Economic Gangsters: Corruption, Violence and the Poverty of Nations

By Raymond Fisman and Edward Miguel, 2008

Why You Should Read It:

Mercifully short for those who don’t have all the time on Earth, and stripped of jargon, the book covers related themes of corruption, violence and poverty in low-income countries in Africa, Asian and Latin America.

For an African reader or student of the continent, one of its more interesting parts would be its exploration of why many nations in Africa like Ghana, Kenya and Tanzania started their independent nationhood journey with socioeconomic indices proximate to those of South and East Asian nations, but have failed to close the income gap with those countries, let alone Europe and North America. Its argument is that the reason is unlikely to be found in the colonial history or lack of opportunity for economic advancement. Without making the absolute claim, the authors suggest that violence, corruption or a combination of the two is surely a part of that answer.

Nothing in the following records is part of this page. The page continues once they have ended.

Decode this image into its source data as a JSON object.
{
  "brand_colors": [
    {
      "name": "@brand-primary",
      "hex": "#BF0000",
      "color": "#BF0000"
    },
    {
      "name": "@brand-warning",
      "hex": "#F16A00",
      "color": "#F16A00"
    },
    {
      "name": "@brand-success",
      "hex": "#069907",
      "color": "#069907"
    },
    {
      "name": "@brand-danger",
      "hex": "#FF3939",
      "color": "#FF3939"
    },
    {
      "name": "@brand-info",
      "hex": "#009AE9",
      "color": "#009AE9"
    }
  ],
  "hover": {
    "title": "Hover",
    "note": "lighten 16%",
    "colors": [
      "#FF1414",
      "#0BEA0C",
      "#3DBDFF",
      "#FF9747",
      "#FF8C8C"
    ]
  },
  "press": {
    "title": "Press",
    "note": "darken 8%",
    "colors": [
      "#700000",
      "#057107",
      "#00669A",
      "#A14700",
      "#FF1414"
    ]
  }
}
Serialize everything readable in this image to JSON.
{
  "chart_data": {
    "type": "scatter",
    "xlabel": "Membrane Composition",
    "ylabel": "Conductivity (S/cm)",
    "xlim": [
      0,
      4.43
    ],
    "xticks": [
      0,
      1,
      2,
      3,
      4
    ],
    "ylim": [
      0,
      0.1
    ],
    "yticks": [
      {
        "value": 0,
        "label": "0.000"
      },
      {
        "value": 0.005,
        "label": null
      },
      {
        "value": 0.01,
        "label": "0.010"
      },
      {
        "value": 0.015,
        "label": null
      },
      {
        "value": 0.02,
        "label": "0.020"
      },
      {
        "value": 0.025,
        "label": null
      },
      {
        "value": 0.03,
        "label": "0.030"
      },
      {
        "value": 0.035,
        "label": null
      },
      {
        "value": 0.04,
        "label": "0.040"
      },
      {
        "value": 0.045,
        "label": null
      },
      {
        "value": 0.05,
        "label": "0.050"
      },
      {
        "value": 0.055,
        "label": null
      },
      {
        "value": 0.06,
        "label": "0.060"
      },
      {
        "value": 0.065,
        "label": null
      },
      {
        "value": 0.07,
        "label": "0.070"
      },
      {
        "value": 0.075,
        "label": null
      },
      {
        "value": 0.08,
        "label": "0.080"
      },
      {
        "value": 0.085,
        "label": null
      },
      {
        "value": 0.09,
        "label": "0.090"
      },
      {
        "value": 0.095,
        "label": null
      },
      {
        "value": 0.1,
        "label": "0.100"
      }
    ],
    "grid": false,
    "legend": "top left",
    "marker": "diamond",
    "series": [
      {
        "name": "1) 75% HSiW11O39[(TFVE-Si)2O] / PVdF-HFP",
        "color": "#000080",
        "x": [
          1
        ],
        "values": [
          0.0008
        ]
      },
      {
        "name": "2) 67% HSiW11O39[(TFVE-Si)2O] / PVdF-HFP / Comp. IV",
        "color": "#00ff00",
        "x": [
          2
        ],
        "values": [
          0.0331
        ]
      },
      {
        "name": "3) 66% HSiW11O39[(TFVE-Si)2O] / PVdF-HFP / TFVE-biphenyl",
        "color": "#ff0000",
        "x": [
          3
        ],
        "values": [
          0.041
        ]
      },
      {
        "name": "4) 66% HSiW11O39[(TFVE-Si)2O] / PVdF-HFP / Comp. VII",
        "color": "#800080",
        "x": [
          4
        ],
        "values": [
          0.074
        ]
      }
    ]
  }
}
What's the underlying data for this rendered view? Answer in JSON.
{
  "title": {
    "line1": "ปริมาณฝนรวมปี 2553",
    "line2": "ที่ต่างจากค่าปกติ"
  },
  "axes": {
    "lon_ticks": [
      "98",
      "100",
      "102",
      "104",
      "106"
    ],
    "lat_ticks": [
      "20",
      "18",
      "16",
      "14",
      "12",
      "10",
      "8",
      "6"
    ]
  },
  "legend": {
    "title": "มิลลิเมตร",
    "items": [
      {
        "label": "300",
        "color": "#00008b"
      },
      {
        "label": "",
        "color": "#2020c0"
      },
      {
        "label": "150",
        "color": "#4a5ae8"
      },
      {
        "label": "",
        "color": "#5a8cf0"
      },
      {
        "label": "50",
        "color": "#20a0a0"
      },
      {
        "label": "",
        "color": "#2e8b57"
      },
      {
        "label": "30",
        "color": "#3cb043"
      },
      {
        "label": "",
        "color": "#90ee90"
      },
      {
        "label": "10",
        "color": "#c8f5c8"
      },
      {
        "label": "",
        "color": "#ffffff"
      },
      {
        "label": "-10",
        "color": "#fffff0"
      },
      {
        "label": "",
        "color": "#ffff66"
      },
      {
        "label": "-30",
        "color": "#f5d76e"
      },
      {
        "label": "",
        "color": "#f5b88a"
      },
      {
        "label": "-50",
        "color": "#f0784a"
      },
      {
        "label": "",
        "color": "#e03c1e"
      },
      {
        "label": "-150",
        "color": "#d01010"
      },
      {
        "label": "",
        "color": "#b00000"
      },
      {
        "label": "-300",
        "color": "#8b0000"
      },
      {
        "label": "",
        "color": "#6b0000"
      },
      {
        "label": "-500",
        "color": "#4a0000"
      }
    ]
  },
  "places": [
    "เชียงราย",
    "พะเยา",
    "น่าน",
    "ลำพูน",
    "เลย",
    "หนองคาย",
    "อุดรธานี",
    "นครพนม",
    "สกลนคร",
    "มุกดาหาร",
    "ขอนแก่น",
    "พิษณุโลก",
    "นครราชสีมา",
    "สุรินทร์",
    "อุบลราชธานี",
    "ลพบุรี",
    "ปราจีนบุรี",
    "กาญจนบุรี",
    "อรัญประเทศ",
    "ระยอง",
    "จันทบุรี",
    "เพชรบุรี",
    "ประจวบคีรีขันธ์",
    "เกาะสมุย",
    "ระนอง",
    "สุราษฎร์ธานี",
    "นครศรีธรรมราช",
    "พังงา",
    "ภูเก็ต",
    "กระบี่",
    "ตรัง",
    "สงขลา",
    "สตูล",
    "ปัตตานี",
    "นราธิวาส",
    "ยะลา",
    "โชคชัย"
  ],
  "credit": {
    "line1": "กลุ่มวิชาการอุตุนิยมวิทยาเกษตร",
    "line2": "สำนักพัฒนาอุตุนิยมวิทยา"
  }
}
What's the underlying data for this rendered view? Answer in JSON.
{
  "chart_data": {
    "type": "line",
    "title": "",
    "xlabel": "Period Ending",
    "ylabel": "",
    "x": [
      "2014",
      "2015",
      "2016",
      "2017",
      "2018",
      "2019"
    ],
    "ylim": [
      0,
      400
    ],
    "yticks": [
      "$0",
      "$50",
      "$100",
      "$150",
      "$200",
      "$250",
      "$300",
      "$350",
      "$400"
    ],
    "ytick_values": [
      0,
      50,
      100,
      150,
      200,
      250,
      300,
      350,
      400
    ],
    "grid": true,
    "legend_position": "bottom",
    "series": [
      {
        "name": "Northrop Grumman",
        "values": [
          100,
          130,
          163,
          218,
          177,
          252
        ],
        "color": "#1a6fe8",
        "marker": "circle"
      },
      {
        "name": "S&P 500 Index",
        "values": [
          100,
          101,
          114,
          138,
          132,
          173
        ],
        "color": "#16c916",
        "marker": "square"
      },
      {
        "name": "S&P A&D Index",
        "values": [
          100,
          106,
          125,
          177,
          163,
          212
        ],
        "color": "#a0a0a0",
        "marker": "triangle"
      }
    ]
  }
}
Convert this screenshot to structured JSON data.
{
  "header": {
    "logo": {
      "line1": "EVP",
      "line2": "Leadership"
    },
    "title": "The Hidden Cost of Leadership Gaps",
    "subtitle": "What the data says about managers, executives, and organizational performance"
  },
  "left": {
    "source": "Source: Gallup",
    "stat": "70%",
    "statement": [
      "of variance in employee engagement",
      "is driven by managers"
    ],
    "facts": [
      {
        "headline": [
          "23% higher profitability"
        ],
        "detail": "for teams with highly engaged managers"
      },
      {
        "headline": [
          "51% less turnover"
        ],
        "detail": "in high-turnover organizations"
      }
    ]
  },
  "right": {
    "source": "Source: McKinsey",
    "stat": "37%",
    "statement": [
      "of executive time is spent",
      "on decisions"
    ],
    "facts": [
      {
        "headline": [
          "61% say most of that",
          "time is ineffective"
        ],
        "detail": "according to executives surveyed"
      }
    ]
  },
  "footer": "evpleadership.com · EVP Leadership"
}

You want to know what unpaid parking violations by diplomats at the United Nations Headquarters in New York reveal about the countries they represent, or what world coffee prices had to do with the 1994 Rwanda genocide, it is all here.

Why You Should Grumble:

 It is hard to find a good reason to grumble about a two day read that will make you sound clever and informed at cocktail parties, but Fisman and Miguel do set you up to expect some innovative solutions to the corruption and development problem. They under-deliver on that score.